Ellis Marsalis Quartet, An Open Letter to Thelonious (ELM)

Thelonious Monk compositions are like Egyptian tombs, each with its own unique curse for those unworthy to open them. Monk himself had little patience for those who didn’t understand how important it was to play his compositions exactly the way he wanted them to sound, which is why he chose his band members so carefully. It’s also why so many big names in the jazz business have made fools of themselves attempting to impose their own musical personality on Monk’s.

The genius of Monk’s work is in what is hardly apparent to most listeners—the soul underlying its seeming simplicity. The compositions are sound poetry, melodies so expressive they practically laugh and weep as they relate their tales of wit, awe and woe, harmonies at once warm and startling, offering an alchemist’s glimpse into the spirit of their maker. In the wrong hands, the fragility of these constructs eviscerates into dust, or worse, just another boring theme-and-solos bop exercise.

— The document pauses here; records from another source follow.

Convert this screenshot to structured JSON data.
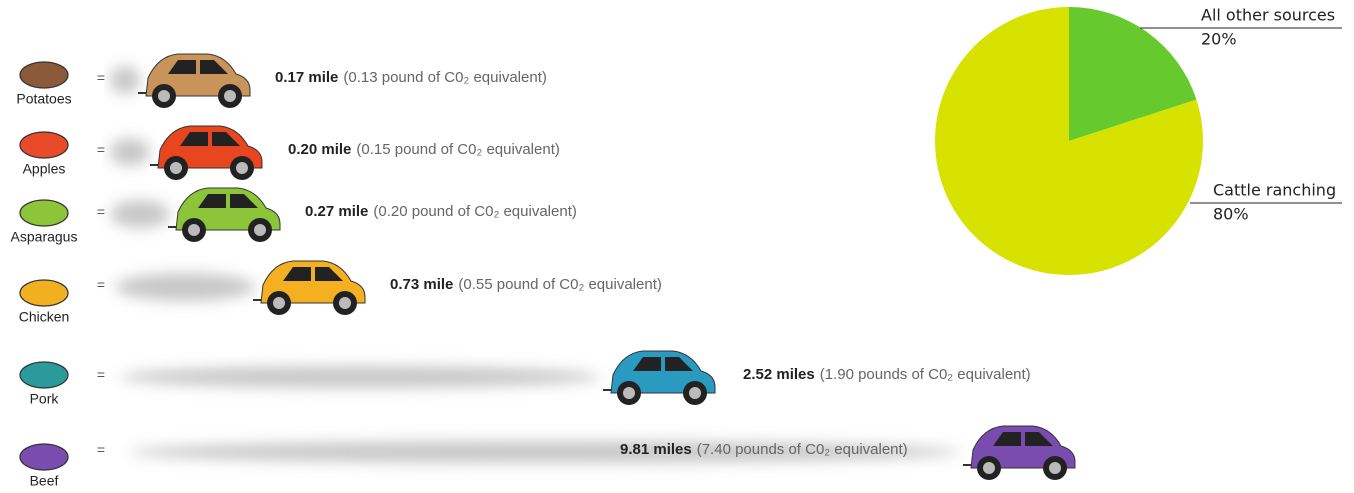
{
  "rows": [
    {
      "food": "Potatoes",
      "distance": "0.17 mile",
      "equivalent": "(0.13 pound of C0₂ equivalent)"
    },
    {
      "food": "Apples",
      "distance": "0.20 mile",
      "equivalent": "(0.15 pound of C0₂ equivalent)"
    },
    {
      "food": "Asparagus",
      "distance": "0.27 mile",
      "equivalent": "(0.20 pound of C0₂ equivalent)"
    },
    {
      "food": "Chicken",
      "distance": "0.73 mile",
      "equivalent": "(0.55 pound of C0₂ equivalent)"
    },
    {
      "food": "Pork",
      "distance": "2.52 miles",
      "equivalent": "(1.90 pounds of C0₂ equivalent)"
    },
    {
      "food": "Beef",
      "distance": "9.81 miles",
      "equivalent": "(7.40 pounds of C0₂ equivalent)"
    }
  ],
  "chart_data": {
    "type": "pie",
    "categories": [
      "All other sources",
      "Cattle ranching"
    ],
    "values": [
      20,
      80
    ],
    "value_labels": [
      "20%",
      "80%"
    ],
    "colors": [
      "#66c92e",
      "#d8e200"
    ]
  }
}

Few have fucked with Monk and survived the curse, causing the sage Orrin Keepnews to note well here that many “get hung up on being too respectful.” But this outstanding performance from a quartet led by Ellis Marsalis makes its way through the elaborate labyrinth of 11 Monk compositions without losing its way. Marsalis keeps his team disciplined in its attention to the detail of Monk’s plan throughout, and even where they take some daring liberties they manage to return to the heart of Monk’s music.

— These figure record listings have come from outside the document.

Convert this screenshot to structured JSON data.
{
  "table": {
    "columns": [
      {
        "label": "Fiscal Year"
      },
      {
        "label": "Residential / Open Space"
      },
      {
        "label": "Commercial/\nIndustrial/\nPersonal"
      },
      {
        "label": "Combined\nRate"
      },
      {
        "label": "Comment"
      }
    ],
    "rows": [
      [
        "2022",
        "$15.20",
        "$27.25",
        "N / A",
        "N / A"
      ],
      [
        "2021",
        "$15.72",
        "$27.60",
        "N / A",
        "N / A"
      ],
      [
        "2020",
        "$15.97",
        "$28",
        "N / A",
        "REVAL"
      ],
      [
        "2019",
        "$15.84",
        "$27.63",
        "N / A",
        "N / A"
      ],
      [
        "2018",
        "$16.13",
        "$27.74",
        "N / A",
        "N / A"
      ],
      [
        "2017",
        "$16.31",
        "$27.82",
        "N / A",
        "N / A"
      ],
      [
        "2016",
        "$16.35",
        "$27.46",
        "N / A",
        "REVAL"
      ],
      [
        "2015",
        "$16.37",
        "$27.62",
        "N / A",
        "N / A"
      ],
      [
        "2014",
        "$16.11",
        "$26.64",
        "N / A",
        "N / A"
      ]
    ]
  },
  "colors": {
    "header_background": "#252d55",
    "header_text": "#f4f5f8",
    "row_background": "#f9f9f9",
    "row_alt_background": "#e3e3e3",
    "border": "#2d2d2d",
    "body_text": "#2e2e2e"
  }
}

The record’s finest moments are when Ellis is on his own, stroking out the lambent themes of “Crepescule with Nellie,” “Monk’s Mood” and “‘Round Midnight” and summoning the sense of darkling beauty and whimsical sadness that suffused much of Monk’s work. The touch required for these performances is nothing less than that of the perfect master, the hero who has made the trip to hell and back in order to translate such a vision to the rest of us. Ellis’ profound admission in the liner notes that “Monk’s music was an anomaly to me for many years” speaks volumes about what it took to get him to understand where Monk was coming from, a journey few have made so successfully. Ellis seems to pull his bandmates into Monk’s world by the sheer force of his leadership. Derek Douget’s tenor and soprano saxophone playing is superb, nuanced exactly to the contour of the melody at the appropriate moments and flying away from the path only when someone else is holding down the appropriate part. The way he and Ellis break up the head on “Jackie-ing” would almost certainly have brought a smile to Monk’s lips. Throughout the record, Douget demonstrates a full understanding of the approach taken by two of Monk’s greatest interpreters, Steve Lacy and Charlie Rouse. He hits an amazing mark with his reading of “Ruby, My Dear,” a ballad performance of classic proportions.

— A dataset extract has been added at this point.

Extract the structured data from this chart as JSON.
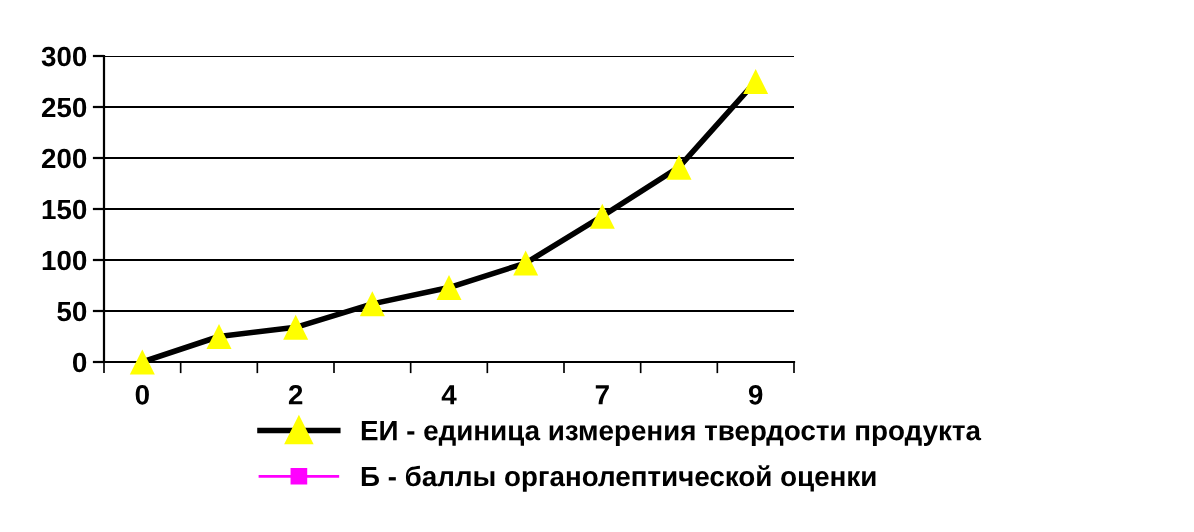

Rhythms are central to Monk’s conceptions, with all pieces of the group playing crucial melodic and rhythmic parts at all times. Drummer Jason Marsalis and bassist Jason Stewart weave outstanding flow into the mix. The rolling exchange between piano, bass and drum at the final break in “Epistrophy” is a revelation so profound it almost seems like Douget is never coming back with the final theme statement. And the bass accented drum solo on “Teo” is a work of genius, one of several examples on the record of Jason’s remarkable ability to play articulated melodies on his drum kit.

The fact is that very few jazz albums and even fewer Monk tributes climb the heights reached on this gem of a listening experience, what I would say is Jason Marsalis’ finest hour as a drummer (when you take on Art Blakey at his most creative you are making it happen) and certainly one of the high points of Ellis Marsalis’ distinguished career.